Primary reference: Another look at distance-weighted discrimination by Boxiang Wang and Hui Zou, 2017
Note the tuning parameter lambd is on a different scale the parameter C which is used in the SOCP formulation.
- Parameters
lambd (float) – Tuning parameter for DWD.
q (float) – Tuning parameter for generalized DWD (the exponent on the margin terms). When q = 1, gDWD is equivalent to DWD.
kernel (str, callable(X, Y, **kwargs)) – The kernel to use.
kernel_kws (dict) – Any key word arguments for the kernel.
implicit_P (bool) – Whether to use the implicit P^{-1} gamma formulation (in the publication) or the explicit computation (in the arxiv version).
Cross-validation
- class dwd.gen_dwd.GenDWDCV(lambd_vals=array([0.01, 0.027825594, 0.0774263683, 0.215443469, 0.59948425, 1.66810054, 4.64158883, 12.9154967, 35.9381366, 100.0]), q_vals=array([0.01, 0.1, 1.0, 10.0, 100.0]), cv=5, scoring='accuracy')

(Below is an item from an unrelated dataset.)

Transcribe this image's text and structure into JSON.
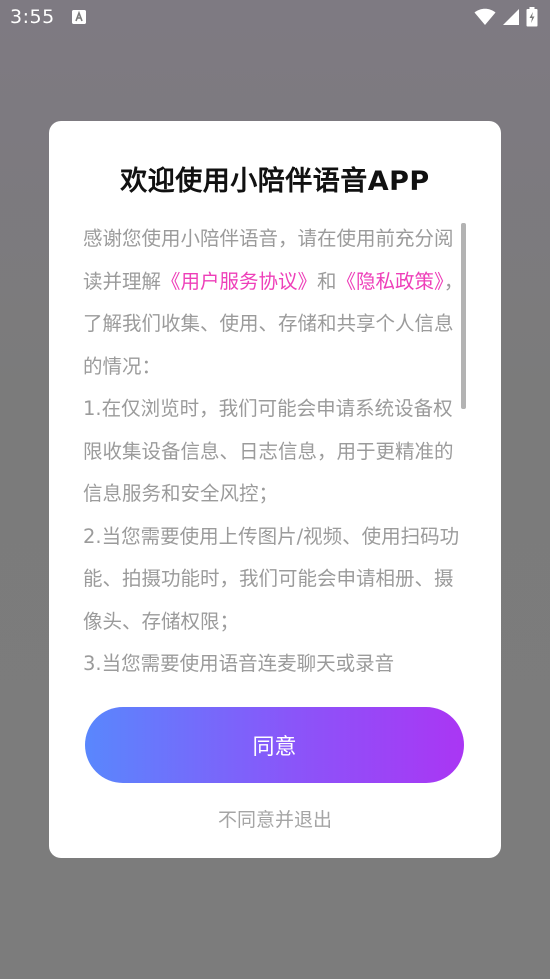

Fits Genralized DWD with cross-validation. gDWD cross-validation can be significnatly faster if certain quantities are precomputed.
- Parameters
lambd_vals (list of floats) – The lambda values to cross-validate over.

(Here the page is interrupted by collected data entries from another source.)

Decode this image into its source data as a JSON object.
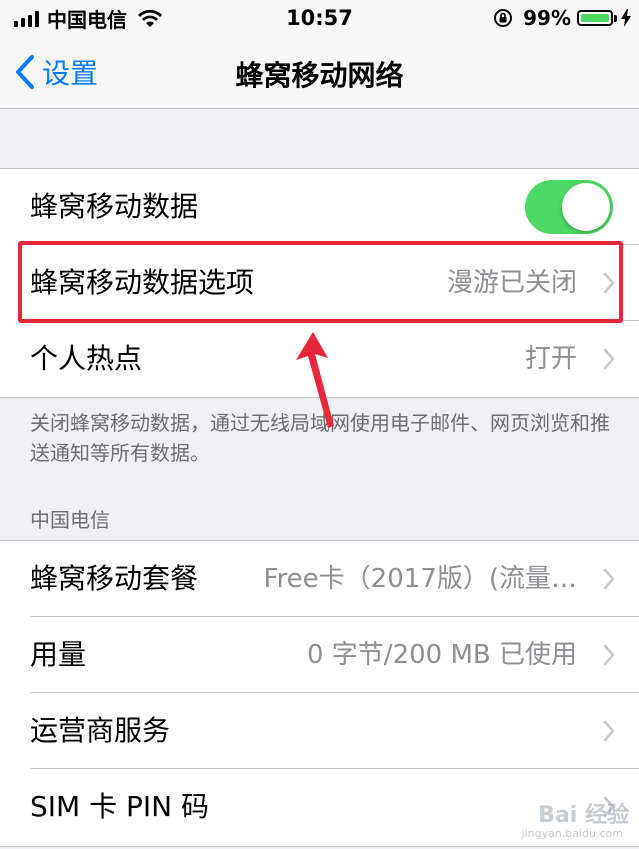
{
  "status_bar": {
    "carrier": "中国电信",
    "time": "10:57",
    "battery_percent": "99%",
    "battery_level": 0.99,
    "battery_color": "#4cd964"
  },
  "nav": {
    "back_label": "设置",
    "title": "蜂窝移动网络",
    "accent_color": "#007aff"
  },
  "cellular_group": {
    "rows": [
      {
        "label": "蜂窝移动数据",
        "toggle_on": true
      },
      {
        "label": "蜂窝移动数据选项",
        "value": "漫游已关闭"
      },
      {
        "label": "个人热点",
        "value": "打开"
      }
    ],
    "footer": "关闭蜂窝移动数据，通过无线局域网使用电子邮件、网页浏览和推送通知等所有数据。"
  },
  "carrier_section": {
    "header": "中国电信",
    "rows": [
      {
        "label": "蜂窝移动套餐",
        "value": "Free卡（2017版）(流量…"
      },
      {
        "label": "用量",
        "value": "0 字节/200 MB 已使用"
      },
      {
        "label": "运营商服务",
        "value": ""
      },
      {
        "label": "SIM 卡 PIN 码",
        "value": ""
      }
    ]
  },
  "annotation": {
    "highlight_color": "#e8283a"
  },
  "watermark": {
    "text": "Bai 经验",
    "sub": "jingyan.baidu.com"
  }
}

q_vals (list of floats) – The q-values to cross validate over.
cv – How to perform cross-valdiation. See documetnation in sklearn.model_selection.GridSearchCV.
scoring – What metric to use to score cross-validation. See documetnation in sklearn.model_selection.GridSearchCV.
- class dwd.gen_kern_dwd.KernGDWDCV(lambd_vals=array([0.01, 0.027825594, 0.0774263683, 0.215443469, 0.59948425, 1.66810054, 4.64158883, 12.9154967, 35.9381366, 100.0]), q_vals=array([0.01, 0.1, 1.0, 10.0, 100.0]), kernel='linear', kernel_kws_vals={}, cv=5, scoring='accuracy')
Fits kernel gDWD with cross-validation. gDWD cross-validation can be significnatly faster if certain quantities are precomputed.
- Parameters
lambd_vals (list of floats) – The lambda values to cross-validate over.
q_vals (list of floats) – The q-values to cross validate over.
kernel (str, callable) – The kernel to use.
kern_kws_vals (list of dicts) – The kernel parameters to validate over.
cv – How to perform cross-valdiation. See documetnation in sklearn.model_selection.GridSearchCV.
scoring – What metric to use to score cross-validation. See documetnation in sklearn.model_selection.GridSearchCV.